Last week, the Washington Post reported that immigration, although the polls might not indicate it, is actually the topic getting the most attention from primary voters at the 2012 presidential hopefuls' town hall meetings.
The Washington Post reported that when Rep. Michele Bachmann (R-Minn.) hosted a town hall meeting in South Carolina recently, she expected it to focus mainly on the economy, jobs and federal spending, but it was her points on immigration that the voter audience reacted most zealously to.
Mitt Romney is facing the same questioning, the Washington Post said. At a town hall meeting two weeks ago, he focused primarily on the economy, but when he opened the forum for questions from the audience, the first was what the Republican's stance on border security is.
Even though the candidates themselves might not be giving it a lot of attention, the Washington Post said that immigration is an issue that voters are going to force the GOP presidential hopefuls to address.
"Immigration is not even close to the top issue for most Republicans today, but it is an issue that is heavy with symbolic importance to Republican voters," a GOP pollster told the Washington Post. "If a candidate is squishy on immigration, that symbolically suggests that he's probably unreliable on a whole host of other conservative issues."
All across Iowa, New Hampshire and South Carolina, voters consider immigration to be almost a test for the candidates, the Washington Post reported. And of course, it is the primary voters that will determine who represents the Republican Party in the 2012 election.

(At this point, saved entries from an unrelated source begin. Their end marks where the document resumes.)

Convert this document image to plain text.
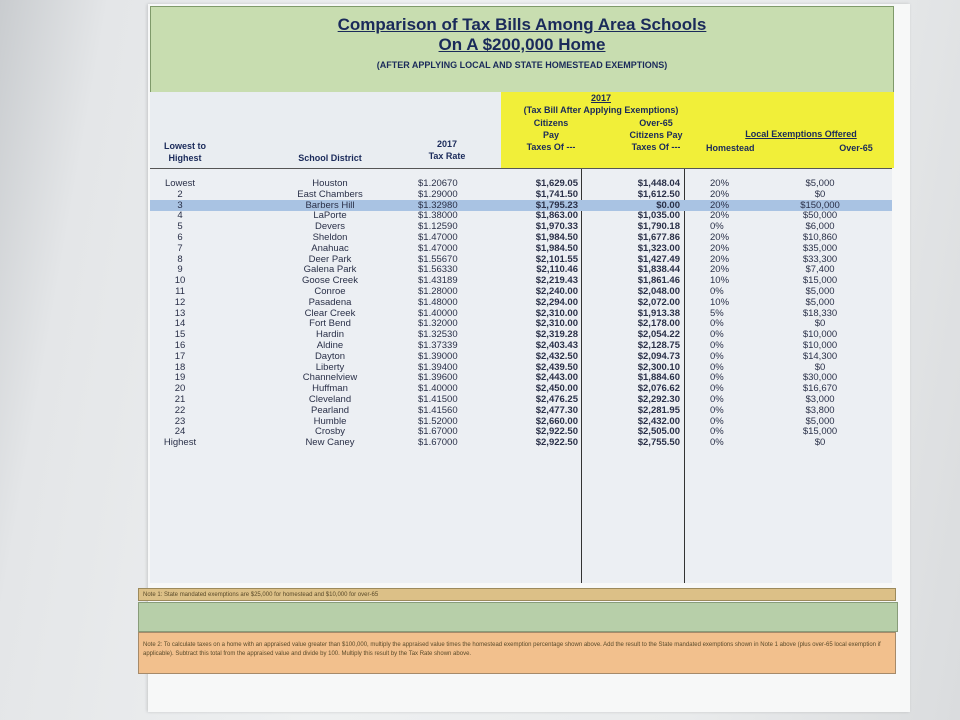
Comparison of Tax Bills Among Area Schools
On A $200,000 Home
(AFTER APPLYING LOCAL AND STATE HOMESTEAD EXEMPTIONS)
Lowest to
Highest	School District
2017
Tax Rate
2017
(Tax Bill After Applying Exemptions)
Citizens
Pay
Taxes Of ---
Over-65
Citizens Pay
Taxes Of ---
Local Exemptions Offered
Homestead	Over-65
Lowest	Houston	$1.20670	$1,629.05	$1,448.04	20%	$5,000
2	East Chambers	$1.29000	$1,741.50	$1,612.50	20%	$0
3	Barbers Hill	$1.32980	$1,795.23	$0.00	20%	$150,000
4	LaPorte	$1.38000	$1,863.00	$1,035.00	20%	$50,000
5	Devers	$1.12590	$1,970.33	$1,790.18	0%	$6,000
6	Sheldon	$1.47000	$1,984.50	$1,677.86	20%	$10,860
7	Anahuac	$1.47000	$1,984.50	$1,323.00	20%	$35,000
8	Deer Park	$1.55670	$2,101.55	$1,427.49	20%	$33,300
9	Galena Park	$1.56330	$2,110.46	$1,838.44	20%	$7,400
10	Goose Creek	$1.43189	$2,219.43	$1,861.46	10%	$15,000
11	Conroe	$1.28000	$2,240.00	$2,048.00	0%	$5,000
12	Pasadena	$1.48000	$2,294.00	$2,072.00	10%	$5,000
13	Clear Creek	$1.40000	$2,310.00	$1,913.38	5%	$18,330
14	Fort Bend	$1.32000	$2,310.00	$2,178.00	0%	$0
15	Hardin	$1.32530	$2,319.28	$2,054.22	0%	$10,000
16	Aldine	$1.37339	$2,403.43	$2,128.75	0%	$10,000
17	Dayton	$1.39000	$2,432.50	$2,094.73	0%	$14,300
18	Liberty	$1.39400	$2,439.50	$2,300.10	0%	$0
19	Channelview	$1.39600	$2,443.00	$1,884.60	0%	$30,000
20	Huffman	$1.40000	$2,450.00	$2,076.62	0%	$16,670
21	Cleveland	$1.41500	$2,476.25	$2,292.30	0%	$3,000
22	Pearland	$1.41560	$2,477.30	$2,281.95	0%	$3,800
23	Humble	$1.52000	$2,660.00	$2,432.00	0%	$5,000
24	Crosby	$1.67000	$2,922.50	$2,505.00	0%	$15,000
Highest	New Caney	$1.67000	$2,922.50	$2,755.50	0%	$0
Note 1: State mandated exemptions are $25,000 for homestead and $10,000 for over-65
Note 2: To calculate taxes on a home with an appraised value greater than $100,000, multiply the appraised value times the homestead exemption percentage shown above. Add the result to the State mandated exemptions shown in Note 1 above (plus over-65 local exemption if applicable). Subtract this total from the appraised value and divide by 100. Multiply this result by the Tax Rate shown above.
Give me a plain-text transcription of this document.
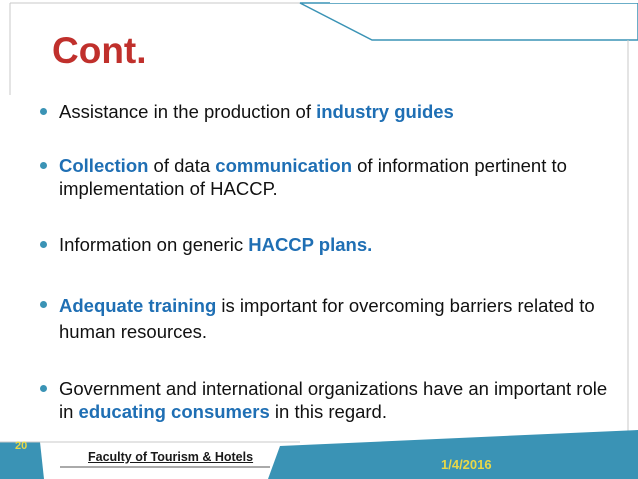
Cont.
Assistance in the production of industry guides
Collection of data communication of information pertinent to implementation of HACCP.
Information on generic HACCP plans.
Adequate training is important for overcoming barriers related to human resources.
Government and international organizations have an important role in educating consumers in this regard.
20
Faculty of Tourism & Hotels	1/4/2016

Of all the Republican presidential candidate hopefuls, Texas Gov. Rick Perry has taken one of the toughest positions on immigration. Last month in South Carolina, he told reporters that "[o]nce we secure the border, we can have a conversation about immigration reform in this country, but not until."
If immigration is an issue you feel passionately about, make sure to follow the 2012 presidential election starting now so that you can make an informed decision on who to vote for.